Hope is one of the great themes in the Bible. The Pope observes a deep link  between faith and hope, so much so that, in some passages, they are almost “interchangeable.” He draws on the Letter to the Hebrews, Letter to the Ephesians and other New Testament letters to make his point.

In Ephesians, our Pope points out to us, “To come to know God—the true God— means to have hope.”

He discusses Paul’s encounter with the Ephesians. “Before their encounter with Christ they were ‘without hope and without God in the world’ (Eph 2:12).” In spite of their empty gods, the Ephesians “were ‘without God’ and consequently found themselves in a dark world, facing a dark future.”

Hope, of course, in and through Christ, leads to the light.

I had a rebirth of hope back in 2007–I remember it distinctly.  But it wasn’t even a couple of years later–in 2009 I went back to work in sales to ease our financial troubles at home–when my priorities shifted, and God was eased out of His place of prominence in my life.
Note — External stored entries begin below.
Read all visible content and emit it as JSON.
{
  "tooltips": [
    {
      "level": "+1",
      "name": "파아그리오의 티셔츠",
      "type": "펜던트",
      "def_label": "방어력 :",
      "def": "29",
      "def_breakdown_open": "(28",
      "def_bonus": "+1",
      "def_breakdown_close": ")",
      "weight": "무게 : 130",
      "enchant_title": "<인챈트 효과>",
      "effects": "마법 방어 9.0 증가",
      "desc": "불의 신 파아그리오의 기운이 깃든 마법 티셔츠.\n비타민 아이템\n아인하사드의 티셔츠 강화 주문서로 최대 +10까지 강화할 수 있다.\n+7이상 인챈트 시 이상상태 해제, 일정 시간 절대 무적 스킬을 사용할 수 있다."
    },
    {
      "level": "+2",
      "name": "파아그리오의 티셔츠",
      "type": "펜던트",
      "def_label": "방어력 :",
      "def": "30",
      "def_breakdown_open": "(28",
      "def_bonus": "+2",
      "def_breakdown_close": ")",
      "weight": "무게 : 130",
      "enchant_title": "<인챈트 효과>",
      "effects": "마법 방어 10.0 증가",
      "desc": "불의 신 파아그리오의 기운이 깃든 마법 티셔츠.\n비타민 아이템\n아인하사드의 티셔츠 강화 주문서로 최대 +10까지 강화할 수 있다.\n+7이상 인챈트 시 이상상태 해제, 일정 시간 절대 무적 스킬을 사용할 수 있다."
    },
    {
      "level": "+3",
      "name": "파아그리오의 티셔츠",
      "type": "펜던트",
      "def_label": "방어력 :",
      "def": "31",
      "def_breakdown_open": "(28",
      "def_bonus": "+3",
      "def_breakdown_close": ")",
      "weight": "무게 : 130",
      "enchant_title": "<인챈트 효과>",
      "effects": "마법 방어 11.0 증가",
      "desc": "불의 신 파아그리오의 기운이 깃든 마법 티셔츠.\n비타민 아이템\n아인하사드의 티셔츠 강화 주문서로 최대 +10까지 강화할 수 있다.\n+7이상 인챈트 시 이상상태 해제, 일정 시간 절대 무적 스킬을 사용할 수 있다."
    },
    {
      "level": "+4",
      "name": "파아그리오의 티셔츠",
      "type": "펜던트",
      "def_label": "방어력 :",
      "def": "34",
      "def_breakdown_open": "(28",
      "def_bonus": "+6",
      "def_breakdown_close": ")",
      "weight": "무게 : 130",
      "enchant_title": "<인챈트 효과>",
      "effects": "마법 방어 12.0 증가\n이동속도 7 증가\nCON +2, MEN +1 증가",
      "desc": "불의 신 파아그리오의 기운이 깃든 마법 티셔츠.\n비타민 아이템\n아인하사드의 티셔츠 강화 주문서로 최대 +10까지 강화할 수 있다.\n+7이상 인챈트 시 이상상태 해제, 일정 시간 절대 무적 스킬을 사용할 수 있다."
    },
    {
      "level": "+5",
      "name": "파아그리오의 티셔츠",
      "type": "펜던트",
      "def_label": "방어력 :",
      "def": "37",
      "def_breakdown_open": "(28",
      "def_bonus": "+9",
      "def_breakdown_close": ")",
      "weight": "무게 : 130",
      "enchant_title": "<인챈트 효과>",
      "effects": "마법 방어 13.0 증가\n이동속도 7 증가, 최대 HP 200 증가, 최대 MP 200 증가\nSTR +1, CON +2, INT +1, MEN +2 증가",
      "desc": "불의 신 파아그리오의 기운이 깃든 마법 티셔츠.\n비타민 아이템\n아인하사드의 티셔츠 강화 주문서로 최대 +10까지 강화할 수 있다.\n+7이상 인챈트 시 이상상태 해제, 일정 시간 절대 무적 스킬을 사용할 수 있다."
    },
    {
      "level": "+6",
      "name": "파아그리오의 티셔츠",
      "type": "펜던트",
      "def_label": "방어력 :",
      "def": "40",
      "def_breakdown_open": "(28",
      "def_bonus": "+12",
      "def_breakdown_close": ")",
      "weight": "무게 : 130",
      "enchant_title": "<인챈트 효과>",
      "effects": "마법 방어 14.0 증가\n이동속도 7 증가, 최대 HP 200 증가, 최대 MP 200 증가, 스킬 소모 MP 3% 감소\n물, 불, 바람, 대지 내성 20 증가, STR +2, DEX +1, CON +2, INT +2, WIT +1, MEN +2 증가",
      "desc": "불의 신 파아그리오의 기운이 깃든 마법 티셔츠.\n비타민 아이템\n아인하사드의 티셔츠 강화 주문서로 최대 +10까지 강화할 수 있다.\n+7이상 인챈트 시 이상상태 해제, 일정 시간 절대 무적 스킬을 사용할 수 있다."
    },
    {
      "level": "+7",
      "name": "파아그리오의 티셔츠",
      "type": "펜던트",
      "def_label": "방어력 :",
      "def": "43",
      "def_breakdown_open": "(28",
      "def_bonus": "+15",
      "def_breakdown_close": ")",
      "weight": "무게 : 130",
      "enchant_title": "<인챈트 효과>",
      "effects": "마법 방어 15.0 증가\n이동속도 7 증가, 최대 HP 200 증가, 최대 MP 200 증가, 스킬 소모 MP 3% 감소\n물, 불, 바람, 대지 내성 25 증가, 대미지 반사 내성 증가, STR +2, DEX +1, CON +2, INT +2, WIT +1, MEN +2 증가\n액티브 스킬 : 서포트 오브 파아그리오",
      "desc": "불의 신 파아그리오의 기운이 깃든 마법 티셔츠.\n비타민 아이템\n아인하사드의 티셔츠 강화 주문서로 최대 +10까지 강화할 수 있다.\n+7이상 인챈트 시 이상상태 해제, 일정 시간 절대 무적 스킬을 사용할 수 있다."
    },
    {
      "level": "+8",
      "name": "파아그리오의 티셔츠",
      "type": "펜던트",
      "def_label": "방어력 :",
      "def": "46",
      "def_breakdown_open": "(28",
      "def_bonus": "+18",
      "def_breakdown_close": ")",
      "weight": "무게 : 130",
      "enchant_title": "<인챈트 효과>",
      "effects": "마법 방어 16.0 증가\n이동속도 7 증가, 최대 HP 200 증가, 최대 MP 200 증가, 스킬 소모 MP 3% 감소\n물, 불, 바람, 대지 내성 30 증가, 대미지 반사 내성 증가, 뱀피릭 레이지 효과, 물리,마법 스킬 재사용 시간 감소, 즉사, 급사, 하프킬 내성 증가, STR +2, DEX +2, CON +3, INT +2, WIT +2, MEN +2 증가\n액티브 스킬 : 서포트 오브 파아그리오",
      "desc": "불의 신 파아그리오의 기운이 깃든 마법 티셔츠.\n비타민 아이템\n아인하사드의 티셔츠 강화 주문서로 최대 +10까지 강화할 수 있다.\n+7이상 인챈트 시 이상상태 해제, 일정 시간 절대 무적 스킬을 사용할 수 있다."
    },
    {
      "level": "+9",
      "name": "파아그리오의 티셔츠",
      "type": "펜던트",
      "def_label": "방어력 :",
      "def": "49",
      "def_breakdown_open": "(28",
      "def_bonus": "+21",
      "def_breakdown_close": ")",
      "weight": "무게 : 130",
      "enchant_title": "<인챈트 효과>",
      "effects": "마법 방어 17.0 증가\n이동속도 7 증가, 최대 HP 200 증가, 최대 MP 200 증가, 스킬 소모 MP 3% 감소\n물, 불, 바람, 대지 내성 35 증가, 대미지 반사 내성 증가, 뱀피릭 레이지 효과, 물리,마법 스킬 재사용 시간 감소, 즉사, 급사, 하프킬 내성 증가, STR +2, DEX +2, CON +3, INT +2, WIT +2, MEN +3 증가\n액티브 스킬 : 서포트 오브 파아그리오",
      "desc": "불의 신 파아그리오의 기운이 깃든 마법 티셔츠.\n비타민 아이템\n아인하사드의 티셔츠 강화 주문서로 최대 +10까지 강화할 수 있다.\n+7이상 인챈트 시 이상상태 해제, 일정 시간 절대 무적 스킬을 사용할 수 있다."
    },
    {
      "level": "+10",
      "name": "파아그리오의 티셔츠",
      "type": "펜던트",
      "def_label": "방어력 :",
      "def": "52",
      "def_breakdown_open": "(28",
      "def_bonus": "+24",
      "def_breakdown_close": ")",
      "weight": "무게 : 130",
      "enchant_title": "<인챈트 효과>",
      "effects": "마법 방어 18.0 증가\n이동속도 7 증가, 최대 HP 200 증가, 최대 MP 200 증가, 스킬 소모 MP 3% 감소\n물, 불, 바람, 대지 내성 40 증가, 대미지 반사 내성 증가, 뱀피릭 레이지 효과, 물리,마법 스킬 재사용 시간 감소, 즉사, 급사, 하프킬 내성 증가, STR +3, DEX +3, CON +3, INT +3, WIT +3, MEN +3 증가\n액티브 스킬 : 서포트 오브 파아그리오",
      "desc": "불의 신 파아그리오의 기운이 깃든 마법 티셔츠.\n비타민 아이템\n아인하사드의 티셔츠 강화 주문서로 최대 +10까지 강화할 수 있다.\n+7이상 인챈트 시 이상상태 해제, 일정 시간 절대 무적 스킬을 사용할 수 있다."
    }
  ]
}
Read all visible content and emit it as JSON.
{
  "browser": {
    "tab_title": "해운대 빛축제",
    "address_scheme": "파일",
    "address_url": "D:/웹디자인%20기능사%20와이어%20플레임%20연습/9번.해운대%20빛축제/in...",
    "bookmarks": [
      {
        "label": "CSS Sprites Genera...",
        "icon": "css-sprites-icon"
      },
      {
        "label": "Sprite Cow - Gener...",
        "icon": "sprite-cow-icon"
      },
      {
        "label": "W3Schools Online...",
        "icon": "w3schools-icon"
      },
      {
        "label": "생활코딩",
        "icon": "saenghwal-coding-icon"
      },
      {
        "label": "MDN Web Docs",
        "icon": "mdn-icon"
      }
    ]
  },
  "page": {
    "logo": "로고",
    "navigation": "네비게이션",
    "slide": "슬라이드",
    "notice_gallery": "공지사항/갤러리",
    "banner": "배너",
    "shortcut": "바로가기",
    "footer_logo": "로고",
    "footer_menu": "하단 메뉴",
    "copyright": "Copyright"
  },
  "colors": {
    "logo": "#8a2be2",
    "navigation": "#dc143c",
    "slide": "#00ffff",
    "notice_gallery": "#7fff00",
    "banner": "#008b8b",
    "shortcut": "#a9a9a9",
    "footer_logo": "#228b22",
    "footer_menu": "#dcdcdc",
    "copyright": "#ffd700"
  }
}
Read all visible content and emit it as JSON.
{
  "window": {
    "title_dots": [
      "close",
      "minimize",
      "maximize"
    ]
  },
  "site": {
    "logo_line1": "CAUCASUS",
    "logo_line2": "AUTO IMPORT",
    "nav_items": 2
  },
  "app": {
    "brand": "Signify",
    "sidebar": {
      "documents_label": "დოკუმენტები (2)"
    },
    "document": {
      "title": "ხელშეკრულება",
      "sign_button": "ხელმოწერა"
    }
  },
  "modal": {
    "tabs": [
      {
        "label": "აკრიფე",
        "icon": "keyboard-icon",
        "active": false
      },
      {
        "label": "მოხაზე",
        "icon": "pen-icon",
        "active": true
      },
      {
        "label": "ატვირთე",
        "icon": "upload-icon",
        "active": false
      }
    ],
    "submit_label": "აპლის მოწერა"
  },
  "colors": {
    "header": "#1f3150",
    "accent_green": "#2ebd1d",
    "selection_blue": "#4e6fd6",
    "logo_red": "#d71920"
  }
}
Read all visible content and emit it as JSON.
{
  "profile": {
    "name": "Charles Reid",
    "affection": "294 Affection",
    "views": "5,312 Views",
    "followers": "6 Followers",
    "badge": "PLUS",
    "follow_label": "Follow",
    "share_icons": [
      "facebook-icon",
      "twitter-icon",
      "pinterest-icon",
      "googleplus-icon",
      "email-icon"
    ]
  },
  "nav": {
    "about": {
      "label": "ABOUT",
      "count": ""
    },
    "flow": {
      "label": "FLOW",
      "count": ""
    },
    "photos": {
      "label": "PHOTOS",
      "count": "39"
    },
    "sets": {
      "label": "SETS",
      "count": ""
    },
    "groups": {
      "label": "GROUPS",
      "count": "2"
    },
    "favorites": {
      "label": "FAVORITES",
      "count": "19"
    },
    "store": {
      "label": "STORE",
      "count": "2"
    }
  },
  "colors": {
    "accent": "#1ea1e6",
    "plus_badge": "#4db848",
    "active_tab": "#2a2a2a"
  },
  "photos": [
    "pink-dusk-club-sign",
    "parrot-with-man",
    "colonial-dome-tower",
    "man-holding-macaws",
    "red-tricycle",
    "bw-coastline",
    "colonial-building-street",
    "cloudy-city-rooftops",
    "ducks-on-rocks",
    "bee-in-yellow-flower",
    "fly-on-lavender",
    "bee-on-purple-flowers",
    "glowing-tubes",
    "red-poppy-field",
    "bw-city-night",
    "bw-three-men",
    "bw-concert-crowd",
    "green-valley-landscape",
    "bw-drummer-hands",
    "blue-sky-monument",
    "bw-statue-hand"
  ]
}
My spiritual life (from which the rest of my life breathes) didn’t flow.  Funny how life doesn’t flow very well when I’m not remembering to live in God’s will every morning.

It wasn’t on purpose.  I got attracted to working again, having a lot of money, being praised and liked by others. I won sales awards, and I chased each next thing I could accomplish to get me more praise and attention. More!

The malaise snuck up on me.  Taking a good job with plenty of income and benefits seemed to be a good idea at the time. It was a good thing, right?  But little by little I was losing “myself” by drifting from my God, chasing as Pope Benedict described above “empty gods.”

I have finally turned the corner to head back in His direction with my full attention.  It’s weird to say this, but quitting my job last April was the first step for me back to God.  And I have HOPE once again. We just don’t have much money. 🙂

My “goal” is God will.  And if I remember each morning to ask God to direct my thinking and my actions for this day, then hope flows. It’s as simple as that. Yay!